Jusuf Kalla menyambut baik pemerintahan baru Suriah dibawah kepemimpinan Presiden Ahmed Al Sharaa, seraya berdoa agar Suriah kembali damai dan maju. JK menyampaikan, jika apa yang terjadi di Suriah pada rezim yang lama adalah adanya ketidakadilan dan sikap diktator dari rezim.

JK mendorong tercapainya perdamaian yang sempurna di Suriah dan rekonsiliasi dalam negeri, karena merupakan faktor penentu dalam membangun negara yang kuat dan maju. Sebelumnya, Menteri Wakaf Suriah disebut sudah lebih dulu bertemu dengan Menteri Agama RI, lalu berkunjung ke PBNU, PP Muhammadiyah, MUI, UIN Syarif Hidayatullah Ciputat, kemudian melaksanakan sholat Jumat di Istiqlal, serta berkunjung ke Ponpes Tazakka Batang Jateng.

Rangkaian kegiatan tersebut merupakan cermin dan jendela keberagaman kelompok ormas Islam dan lembaga pendidikan yang ada di Indonesia. Menurut JK, Indonesia melalui Presiden Prabowo telah mengambil langkah strategis dalam peran global dan perdamain dunia.

Menteri Wakaf Suriah Dr.
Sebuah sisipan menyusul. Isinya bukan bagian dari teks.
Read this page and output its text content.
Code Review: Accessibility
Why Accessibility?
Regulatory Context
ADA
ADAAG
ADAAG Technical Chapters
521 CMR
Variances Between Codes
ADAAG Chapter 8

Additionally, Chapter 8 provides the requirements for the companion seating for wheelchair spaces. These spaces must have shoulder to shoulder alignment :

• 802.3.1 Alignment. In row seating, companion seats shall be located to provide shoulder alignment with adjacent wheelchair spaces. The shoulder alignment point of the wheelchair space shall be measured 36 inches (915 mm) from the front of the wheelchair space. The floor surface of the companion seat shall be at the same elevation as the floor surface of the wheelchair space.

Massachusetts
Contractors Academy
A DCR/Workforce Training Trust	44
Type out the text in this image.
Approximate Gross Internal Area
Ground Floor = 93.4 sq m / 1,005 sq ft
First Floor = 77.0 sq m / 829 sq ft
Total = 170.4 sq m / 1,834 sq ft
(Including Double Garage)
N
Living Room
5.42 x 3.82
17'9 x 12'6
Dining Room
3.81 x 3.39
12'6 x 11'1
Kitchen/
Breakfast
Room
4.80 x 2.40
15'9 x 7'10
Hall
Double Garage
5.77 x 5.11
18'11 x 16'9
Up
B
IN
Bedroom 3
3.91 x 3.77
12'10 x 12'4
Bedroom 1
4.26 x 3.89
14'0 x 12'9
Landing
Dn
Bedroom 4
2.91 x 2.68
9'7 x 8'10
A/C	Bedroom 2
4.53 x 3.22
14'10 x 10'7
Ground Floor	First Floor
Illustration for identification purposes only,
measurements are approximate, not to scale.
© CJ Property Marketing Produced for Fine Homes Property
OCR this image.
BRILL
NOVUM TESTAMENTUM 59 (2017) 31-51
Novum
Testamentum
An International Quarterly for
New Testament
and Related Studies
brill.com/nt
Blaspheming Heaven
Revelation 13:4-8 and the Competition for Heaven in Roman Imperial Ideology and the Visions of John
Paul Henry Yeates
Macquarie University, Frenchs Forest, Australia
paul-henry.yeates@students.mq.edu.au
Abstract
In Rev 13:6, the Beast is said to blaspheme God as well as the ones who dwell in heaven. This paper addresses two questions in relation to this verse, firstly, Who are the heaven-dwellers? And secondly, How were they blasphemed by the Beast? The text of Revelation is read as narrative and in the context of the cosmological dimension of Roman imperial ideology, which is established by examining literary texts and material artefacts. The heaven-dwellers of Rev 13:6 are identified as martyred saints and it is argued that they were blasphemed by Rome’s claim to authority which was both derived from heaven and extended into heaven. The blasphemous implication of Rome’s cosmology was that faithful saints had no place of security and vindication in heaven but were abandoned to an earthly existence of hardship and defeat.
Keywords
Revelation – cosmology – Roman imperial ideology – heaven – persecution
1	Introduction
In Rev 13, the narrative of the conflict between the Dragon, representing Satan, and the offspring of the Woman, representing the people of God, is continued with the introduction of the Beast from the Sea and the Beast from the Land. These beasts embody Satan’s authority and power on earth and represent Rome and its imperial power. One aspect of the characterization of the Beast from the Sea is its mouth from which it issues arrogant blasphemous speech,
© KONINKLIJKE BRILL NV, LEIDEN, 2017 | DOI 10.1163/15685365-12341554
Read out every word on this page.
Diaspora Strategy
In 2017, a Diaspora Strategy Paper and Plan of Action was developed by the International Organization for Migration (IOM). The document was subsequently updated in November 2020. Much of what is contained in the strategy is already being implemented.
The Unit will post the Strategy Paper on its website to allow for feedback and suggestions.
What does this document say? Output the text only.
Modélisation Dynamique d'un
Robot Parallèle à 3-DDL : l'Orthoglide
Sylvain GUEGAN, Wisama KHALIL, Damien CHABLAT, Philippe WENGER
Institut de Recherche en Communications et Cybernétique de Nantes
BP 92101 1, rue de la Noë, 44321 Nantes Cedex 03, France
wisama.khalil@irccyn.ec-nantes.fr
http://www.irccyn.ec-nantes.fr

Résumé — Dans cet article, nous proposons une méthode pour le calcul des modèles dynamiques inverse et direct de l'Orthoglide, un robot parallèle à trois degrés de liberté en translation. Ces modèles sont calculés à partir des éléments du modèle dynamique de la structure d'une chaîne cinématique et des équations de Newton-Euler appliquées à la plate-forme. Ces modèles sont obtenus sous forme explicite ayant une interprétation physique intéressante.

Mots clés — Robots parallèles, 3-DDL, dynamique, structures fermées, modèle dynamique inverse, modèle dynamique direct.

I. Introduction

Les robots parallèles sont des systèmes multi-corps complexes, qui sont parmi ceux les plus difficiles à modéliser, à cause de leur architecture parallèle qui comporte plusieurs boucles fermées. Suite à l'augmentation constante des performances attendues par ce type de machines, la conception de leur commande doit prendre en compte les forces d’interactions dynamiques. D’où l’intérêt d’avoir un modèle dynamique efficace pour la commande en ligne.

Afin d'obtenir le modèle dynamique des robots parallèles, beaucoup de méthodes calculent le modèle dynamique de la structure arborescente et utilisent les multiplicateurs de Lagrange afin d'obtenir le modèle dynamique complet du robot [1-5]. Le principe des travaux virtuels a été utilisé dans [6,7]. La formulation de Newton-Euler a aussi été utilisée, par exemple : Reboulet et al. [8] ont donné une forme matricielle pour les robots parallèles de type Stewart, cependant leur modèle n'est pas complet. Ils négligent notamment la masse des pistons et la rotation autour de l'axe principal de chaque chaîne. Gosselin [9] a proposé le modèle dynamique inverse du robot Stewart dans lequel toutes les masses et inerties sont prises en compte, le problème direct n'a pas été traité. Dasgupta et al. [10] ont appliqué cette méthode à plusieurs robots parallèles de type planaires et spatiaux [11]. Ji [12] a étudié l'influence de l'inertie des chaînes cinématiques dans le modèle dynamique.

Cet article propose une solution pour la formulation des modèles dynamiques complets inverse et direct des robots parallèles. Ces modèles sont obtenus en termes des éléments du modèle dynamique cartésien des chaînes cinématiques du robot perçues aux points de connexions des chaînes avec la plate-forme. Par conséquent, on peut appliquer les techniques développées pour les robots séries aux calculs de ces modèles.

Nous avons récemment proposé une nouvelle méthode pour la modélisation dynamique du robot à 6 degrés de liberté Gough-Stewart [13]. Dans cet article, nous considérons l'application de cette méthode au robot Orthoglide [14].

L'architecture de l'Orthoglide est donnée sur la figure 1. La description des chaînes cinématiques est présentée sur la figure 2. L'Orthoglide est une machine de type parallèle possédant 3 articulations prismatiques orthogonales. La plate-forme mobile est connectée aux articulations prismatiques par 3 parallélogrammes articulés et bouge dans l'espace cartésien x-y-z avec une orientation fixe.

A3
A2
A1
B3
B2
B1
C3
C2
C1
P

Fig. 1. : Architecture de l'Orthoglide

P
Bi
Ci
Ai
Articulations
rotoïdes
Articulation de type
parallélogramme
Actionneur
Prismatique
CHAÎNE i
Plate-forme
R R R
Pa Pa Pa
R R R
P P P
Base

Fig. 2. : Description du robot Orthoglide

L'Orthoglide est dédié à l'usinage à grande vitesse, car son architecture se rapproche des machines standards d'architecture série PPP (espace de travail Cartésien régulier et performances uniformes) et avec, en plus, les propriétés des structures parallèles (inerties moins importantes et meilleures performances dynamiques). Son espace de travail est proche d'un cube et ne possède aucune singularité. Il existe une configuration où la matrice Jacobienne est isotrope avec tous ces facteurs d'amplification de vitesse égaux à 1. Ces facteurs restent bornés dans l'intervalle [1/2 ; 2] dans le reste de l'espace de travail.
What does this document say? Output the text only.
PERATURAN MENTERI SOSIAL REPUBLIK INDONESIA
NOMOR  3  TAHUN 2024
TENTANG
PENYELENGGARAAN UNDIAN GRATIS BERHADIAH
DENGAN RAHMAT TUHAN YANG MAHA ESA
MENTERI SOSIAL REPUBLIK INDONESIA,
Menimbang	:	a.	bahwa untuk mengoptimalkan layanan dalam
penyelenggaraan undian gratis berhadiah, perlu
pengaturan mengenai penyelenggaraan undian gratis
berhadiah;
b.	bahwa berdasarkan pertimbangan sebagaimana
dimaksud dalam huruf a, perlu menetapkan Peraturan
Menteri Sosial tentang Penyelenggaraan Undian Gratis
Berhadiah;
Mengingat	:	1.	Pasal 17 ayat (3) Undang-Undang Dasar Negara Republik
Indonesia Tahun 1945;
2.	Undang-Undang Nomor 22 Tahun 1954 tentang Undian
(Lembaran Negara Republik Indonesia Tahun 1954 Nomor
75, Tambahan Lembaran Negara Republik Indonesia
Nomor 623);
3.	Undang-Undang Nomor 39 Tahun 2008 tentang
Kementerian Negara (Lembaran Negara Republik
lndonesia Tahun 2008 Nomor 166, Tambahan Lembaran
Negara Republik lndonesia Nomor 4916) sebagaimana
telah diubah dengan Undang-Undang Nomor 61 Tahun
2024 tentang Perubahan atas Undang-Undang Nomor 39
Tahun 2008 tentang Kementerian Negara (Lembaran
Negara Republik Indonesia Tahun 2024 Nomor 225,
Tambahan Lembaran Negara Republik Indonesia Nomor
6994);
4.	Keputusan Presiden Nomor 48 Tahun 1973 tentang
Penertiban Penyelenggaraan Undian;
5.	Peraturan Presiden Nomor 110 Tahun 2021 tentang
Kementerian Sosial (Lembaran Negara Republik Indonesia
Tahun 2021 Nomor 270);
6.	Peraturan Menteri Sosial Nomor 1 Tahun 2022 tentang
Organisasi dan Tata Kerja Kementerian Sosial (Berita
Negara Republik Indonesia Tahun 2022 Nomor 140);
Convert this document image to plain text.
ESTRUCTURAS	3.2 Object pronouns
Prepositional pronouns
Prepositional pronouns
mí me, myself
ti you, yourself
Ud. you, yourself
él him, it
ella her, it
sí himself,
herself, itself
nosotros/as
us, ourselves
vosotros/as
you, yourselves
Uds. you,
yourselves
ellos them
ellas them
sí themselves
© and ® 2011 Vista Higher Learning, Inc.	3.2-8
Muhammad Abu Khoiri Syukri bertemu Wakil Presiden RI ke 10 dan 12 Jusuf Kalla. (istimewa)

Sebagai Ketua Umum Dewan Masjid Indonesia (DMI), JK menyambut baik kerjasama dengan Suriah dalam berbagai peran strategis khususnya pendidikan dan penyebaran dakwah wasatiyyah Islam (Islam Moderat).

Menteri Wakaf Suriah mengapresiasi peran JK selama ini, baik di dalam Indonesia maupun dunia. "Kami telah mendengar banyak tentang sosok Pak JK sebelum bertemu, sosok yang inspiratif dan mampu melalukan gerakan-gerakan untuk rekonsiliasi dan perdamaian", tegasnya

Menurutnya, kunjungannya ke Indonesia dalam rangka untuk penguatan hubungan kedua negara dan secara khusus mendapatkan pengalaman sukses Indonesia dalam mengelola keberagaman yang sangat majemuk.

Menteri Wakaf Suriah juga menyampaikan undangan kepada Jusuf Kalla untuk berkunjung ke Suriah, melihat Suriah yang baru, dan akan diagendakan pertemuan dengan para ulama, pimpinan-pimpinan lembaga keIslaman, sekolah serta universitas.

Menteri Wakaf Suriah menyebut telah membuka pintu masuk bagi masyarakat Indonesia yang akan studi di Damaskus, sementara Jusuf Kalla juga menawarkan warga negara Suriah untuk studi di Universitas Islam Internasional Indonesia (UIII) yang berlokasi di Cimanggis, Depok, Jawa Barat.